Radebe cautioned that the price of petrol could increase to higher levels next month, due to global factors.

Radebe said that a task team comprising of officials from National Treasury and the Energy Department had been established to examine possible options to cushion consumers from another fuel price increase.

“We started a consultation process with the petroleum industry with specific reference of asking their expert advice what the impact would be if we were to set a maximum price for 93 unleaded. So we’ve given the industry until 18th of October to respond to us after which we will take an appropriate decision,” said Radebe.

Chief Economist at Econometrix Dr Azar Jammine says a cap on the petrol price may be feasible, however government is likely to fund the subsidy through other forms of tax.
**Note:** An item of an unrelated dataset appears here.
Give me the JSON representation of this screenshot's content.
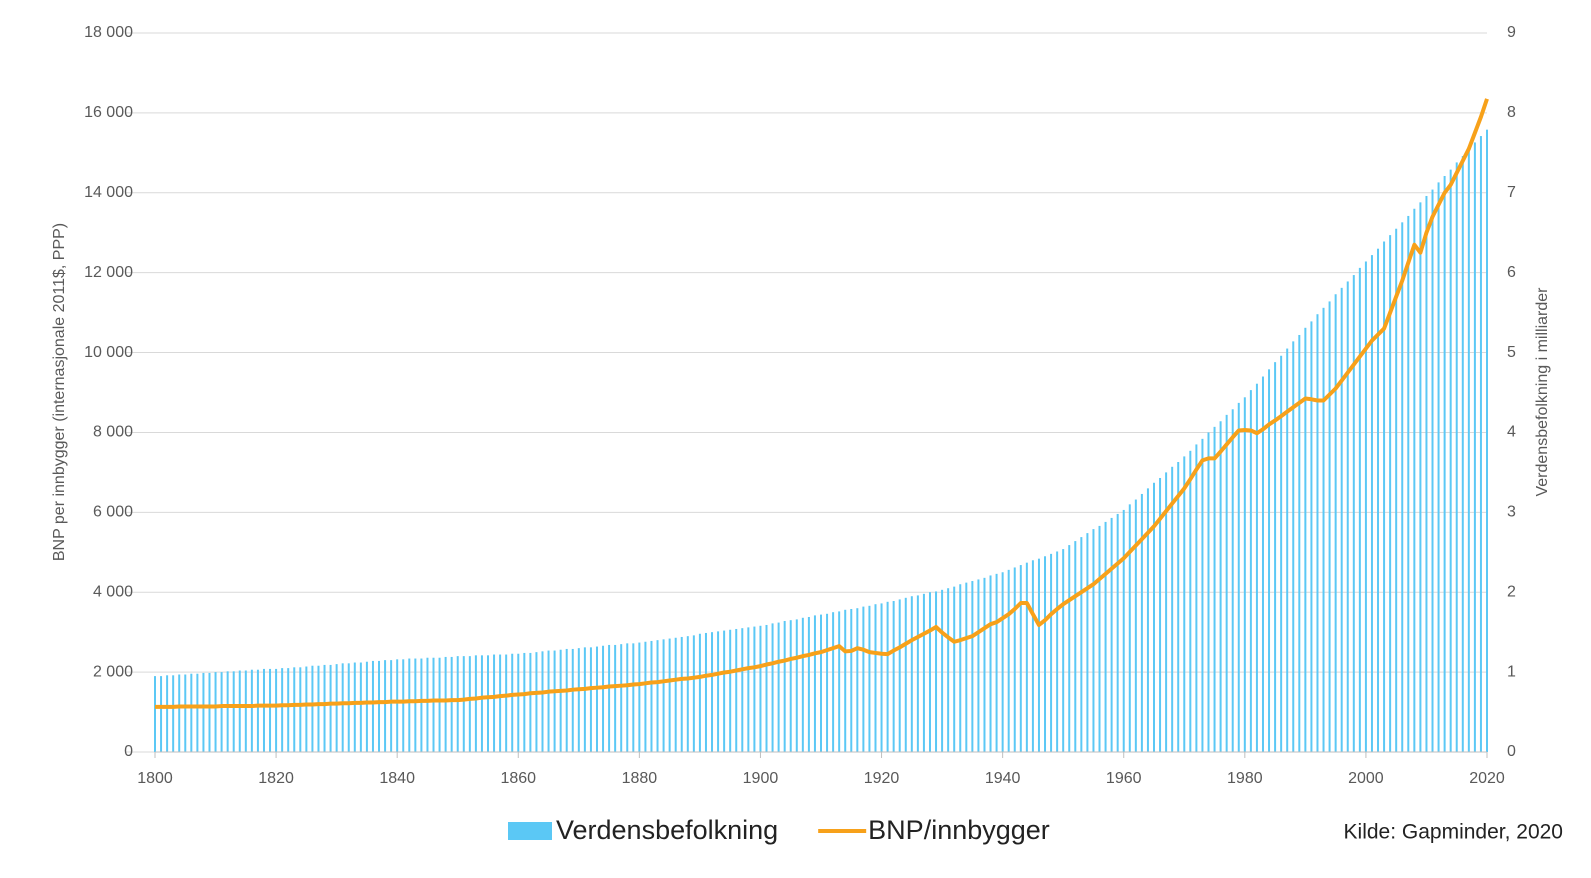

“You can certainly cap the petrol price if you then raise taxes from other sources such as VAT or increased personal income taxes etc.  At the end of the day, I don’t think it makes any difference, people are going to have to pay for it one way or another.”

Chief Economist at Nedbank, Dennis Dykes says capping the prices of petrol will be unsustainable for government due to volatility in the currency and the oil prices. “I think it will be a very slippery path to start suggesting an overall fuel price subsidy because we don’t know what’s going to happen to the oil price. The oil price could double, over time it could go substantially higher and the rand could significantly weaken and if you’re now talking about a ceiling then you gonna have to pour some money into this subsidy.”

The increase in the fuel price has largely been due to the rise in the price of Brent crude oil and the weaknesses in the rand-dollar exchange rate.